No longer relegated to the fringe, Macs are fast becoming integral to today's business organization. As a result, IT can no longer rely on one or two dedicated "Mac guys" to maintain its Mac fleet. Instead, Mac management has become an issue that any CIO or systems administrator may be faced with on any given day.
Along the way, the tools and techniques of managing Macs have changed as well. Pushed beyond their traditional business niches, Macs can no longer be managed independent of other processes and infrastructure. They must be integrated with your existing directory service. They require an efficient, scalable deployment model that hooks into asset management. They require secure, auditable patch management and a device and user management solution that secures each Mac's core OS components and apps.
[ For an overview of mostly free tools for managing your Mac fleet, see "22 essential Mac tools for IT admins." | See InfoWorld's slideshow tour of Mac OS X Lion's top 20 features and test your Apple smarts with our Apple IQ test: Round 2. | Keep up with key Apple technologies with the Technology: Apple newsletter. ]

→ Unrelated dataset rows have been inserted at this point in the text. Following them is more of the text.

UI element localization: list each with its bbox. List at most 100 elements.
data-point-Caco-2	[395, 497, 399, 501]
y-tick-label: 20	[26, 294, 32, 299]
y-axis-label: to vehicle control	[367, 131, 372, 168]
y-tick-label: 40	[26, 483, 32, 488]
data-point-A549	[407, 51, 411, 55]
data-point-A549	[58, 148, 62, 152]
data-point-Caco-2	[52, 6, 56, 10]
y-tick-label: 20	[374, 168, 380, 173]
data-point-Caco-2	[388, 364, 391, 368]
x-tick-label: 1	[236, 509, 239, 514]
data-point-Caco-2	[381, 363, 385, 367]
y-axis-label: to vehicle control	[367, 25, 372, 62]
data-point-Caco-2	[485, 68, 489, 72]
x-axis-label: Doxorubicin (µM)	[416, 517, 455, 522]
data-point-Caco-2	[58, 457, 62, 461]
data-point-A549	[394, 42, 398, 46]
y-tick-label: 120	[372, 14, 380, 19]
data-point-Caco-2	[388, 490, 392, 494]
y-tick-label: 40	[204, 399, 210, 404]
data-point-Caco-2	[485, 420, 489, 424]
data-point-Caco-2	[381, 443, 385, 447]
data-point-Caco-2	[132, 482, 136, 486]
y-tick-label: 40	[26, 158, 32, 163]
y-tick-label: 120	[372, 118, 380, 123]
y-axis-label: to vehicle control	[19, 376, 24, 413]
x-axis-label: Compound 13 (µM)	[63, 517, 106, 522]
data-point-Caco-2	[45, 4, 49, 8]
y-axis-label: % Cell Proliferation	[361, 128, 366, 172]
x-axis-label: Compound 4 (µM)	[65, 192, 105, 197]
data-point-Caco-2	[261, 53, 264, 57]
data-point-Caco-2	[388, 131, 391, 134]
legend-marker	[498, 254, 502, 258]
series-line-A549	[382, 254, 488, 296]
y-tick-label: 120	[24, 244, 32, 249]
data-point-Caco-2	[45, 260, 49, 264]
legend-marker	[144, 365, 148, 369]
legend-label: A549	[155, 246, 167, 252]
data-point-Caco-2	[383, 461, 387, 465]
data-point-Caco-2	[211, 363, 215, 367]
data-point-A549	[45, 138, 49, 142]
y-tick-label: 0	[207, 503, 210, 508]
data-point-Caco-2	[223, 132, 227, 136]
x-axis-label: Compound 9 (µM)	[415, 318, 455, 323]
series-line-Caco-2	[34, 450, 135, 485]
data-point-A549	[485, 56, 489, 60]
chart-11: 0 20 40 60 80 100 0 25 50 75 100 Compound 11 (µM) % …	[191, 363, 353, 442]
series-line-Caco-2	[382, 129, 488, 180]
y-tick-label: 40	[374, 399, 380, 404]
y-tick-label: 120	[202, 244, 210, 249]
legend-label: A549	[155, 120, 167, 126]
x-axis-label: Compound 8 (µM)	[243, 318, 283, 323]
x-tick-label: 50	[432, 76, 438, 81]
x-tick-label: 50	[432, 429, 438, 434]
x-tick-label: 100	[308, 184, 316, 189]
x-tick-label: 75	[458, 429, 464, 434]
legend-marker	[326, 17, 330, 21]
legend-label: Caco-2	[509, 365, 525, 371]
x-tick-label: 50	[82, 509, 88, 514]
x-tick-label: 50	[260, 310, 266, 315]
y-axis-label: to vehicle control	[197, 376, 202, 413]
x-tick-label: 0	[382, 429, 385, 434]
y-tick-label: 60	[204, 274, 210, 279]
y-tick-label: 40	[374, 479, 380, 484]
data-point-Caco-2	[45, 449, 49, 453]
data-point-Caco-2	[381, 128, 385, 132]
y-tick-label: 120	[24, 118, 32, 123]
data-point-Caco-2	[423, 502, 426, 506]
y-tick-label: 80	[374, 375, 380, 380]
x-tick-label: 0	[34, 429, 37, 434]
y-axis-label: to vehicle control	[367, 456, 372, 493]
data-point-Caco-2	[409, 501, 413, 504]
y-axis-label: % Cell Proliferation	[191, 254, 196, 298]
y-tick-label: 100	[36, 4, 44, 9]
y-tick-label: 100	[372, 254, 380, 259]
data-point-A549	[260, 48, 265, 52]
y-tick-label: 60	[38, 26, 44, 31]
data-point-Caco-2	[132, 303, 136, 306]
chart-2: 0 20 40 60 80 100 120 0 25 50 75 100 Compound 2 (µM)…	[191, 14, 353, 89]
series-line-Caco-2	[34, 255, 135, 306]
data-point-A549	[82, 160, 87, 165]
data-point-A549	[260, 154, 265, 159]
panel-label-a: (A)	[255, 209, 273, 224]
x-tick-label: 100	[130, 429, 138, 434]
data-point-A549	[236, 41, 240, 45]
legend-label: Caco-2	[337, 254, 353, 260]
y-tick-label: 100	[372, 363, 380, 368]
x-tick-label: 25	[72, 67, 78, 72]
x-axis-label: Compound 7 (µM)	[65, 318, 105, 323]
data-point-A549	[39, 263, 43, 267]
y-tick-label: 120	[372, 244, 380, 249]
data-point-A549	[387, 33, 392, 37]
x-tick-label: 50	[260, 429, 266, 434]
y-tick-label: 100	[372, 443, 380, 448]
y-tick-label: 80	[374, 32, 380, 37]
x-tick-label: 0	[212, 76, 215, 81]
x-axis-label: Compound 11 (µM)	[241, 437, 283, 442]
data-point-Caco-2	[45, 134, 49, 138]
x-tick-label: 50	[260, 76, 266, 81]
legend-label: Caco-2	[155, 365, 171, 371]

In other words, Macs take the same requirements that apply to every Windows PC in your organization, as well as to a growing number of mobile devices. This Mac management guide will help you extend your existing support strategies to Mac workstations, and provide tips and techniques for embracing Macs as they become more prevalent in your business environment.
Active Directory: The hub of modern Mac management
Integration with Active Directory is the foundation for Mac management in the modern enterprise, as the OUs (organization units) in Active Directory can be used as the backbone for nearly any enterprise task, from enabling access to resources to setting group policies to pushing out updates and monitoring workstations. Through Active Directory, Macs gain access to the wide range of Windows Server tools and third-party solutions that key off Active Directory to determine which objects to affect with a given task.
In Mac-only environments, Apple's own directory service, Open Directory, plays this role. But with Active Directory entrenched in today's enterprise, extending Active Directory to be the central directory service for your Mac fleet is your best bet. Fortunately, Apple and third-party developers have enabled Active Directory to perform many of the same functions for Macs that it does for Windows clients, whether directly or indirectly.
Apple's OS X directory service support is built around LDAP and includes a plug-in architecture. The company provides a small set of plug-ins that enable support for Open Directory, Active Directory, and generic LDAP services. The big advantage for enterprises, however, is that this approach allows third parties to create additional plug-ins that offer greater capabilities than what Apple includes with each OS X release.
Apple's Active Directory plug-in has steadily updated since it was introduced five OS X generations ago, with the most notable improvement in OS X Lion being support for DFS browsing. That said, Apple's Active Directory support has its limitations, as it is primarily aimed at providing authentication and, on its own, offers almost no client management capabilities.